Waseda University Military Research Group Incident

Waseda University Military Research Group Incident (早稲田大学軍事研究団事件, Waseda Daigaku Gunji Kenkyūdan Jiken) was an incident in 1923 at Waseda University involving opposition to military education. It is also known as the Waseda Military Education Incident (早大軍教事件).

Overview

Following World War I, surplus officers and weapons from disarmament were repurposed to promote militarization of schools. This first occurred at Waseda University. On May 10, 1923, the Military Research Group (団長: Professor Aoyagi Atsutsune), formed from the Riding Student Group with close ties to the Imperial Japanese Army, held its founding ceremony.[1]
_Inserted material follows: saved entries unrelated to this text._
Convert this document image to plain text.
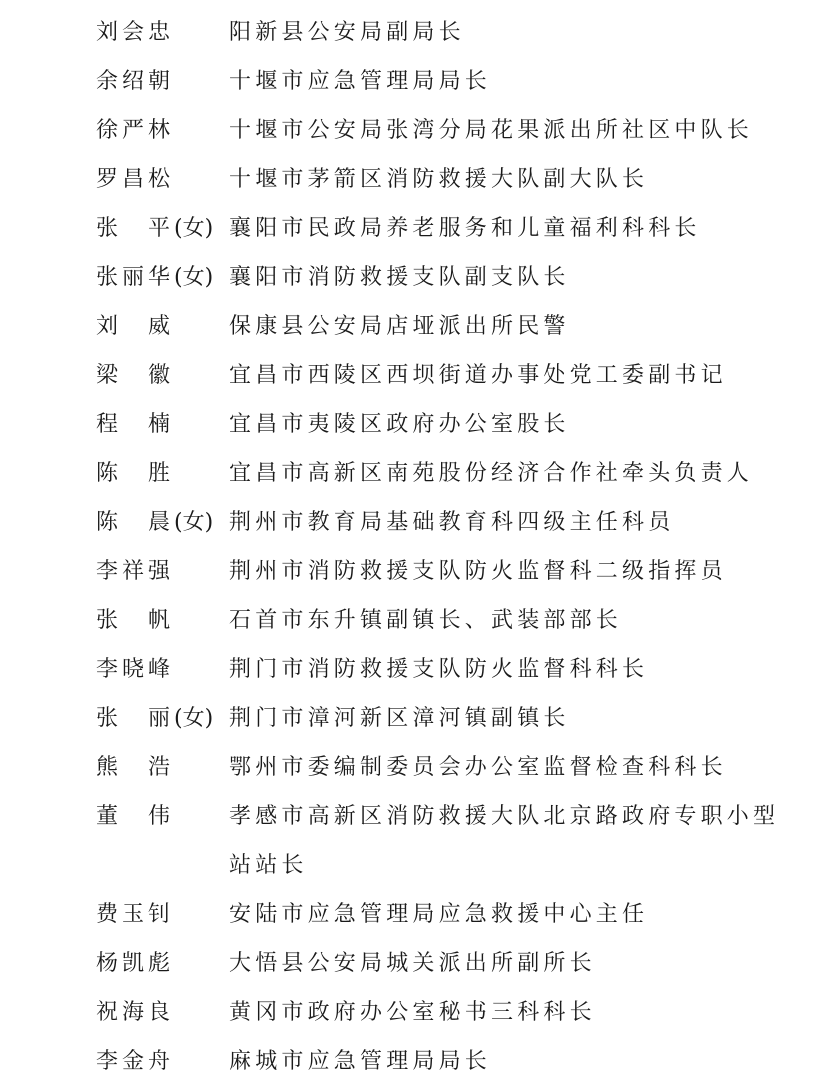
刘会忠	阳新县公安局副局长
余绍朝	十堰市应急管理局局长
徐严林	十堰市公安局张湾分局花果派出所社区中队长
罗昌松	十堰市茅箭区消防救援大队副大队长
张　平(女) 襄阳市民政局养老服务和儿童福利科科长
张丽华(女) 襄阳市消防救援支队副支队长
刘　威	保康县公安局店垭派出所民警
梁　徽	宜昌市西陵区西坝街道办事处党工委副书记
程　楠	宜昌市夷陵区政府办公室股长
陈　胜	宜昌市高新区南苑股份经济合作社牵头负责人
陈　晨(女) 荆州市教育局基础教育科四级主任科员
李祥强	荆州市消防救援支队防火监督科二级指挥员
张　帆	石首市东升镇副镇长、武装部部长
李晓峰	荆门市消防救援支队防火监督科科长
张　丽(女) 荆门市漳河新区漳河镇副镇长
熊　浩	鄂州市委编制委员会办公室监督检查科科长
董　伟	孝感市高新区消防救援大队北京路政府专职小型站站长
费玉钊	安陆市应急管理局应急救援中心主任
杨凯彪	大悟县公安局城关派出所副所长
祝海良	黄冈市政府办公室秘书三科科长
李金舟	麻城市应急管理局局长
The group aimed to "take the lead in supporting student military education, study military education as seen in universities in Europe and America, contribute to national defense from the students' standpoint, and at the same time eliminate the red (communist ideology) that had infested the university."[2] It established departments including headquarters, ideology, military, science/engineering research, and national defense.[2]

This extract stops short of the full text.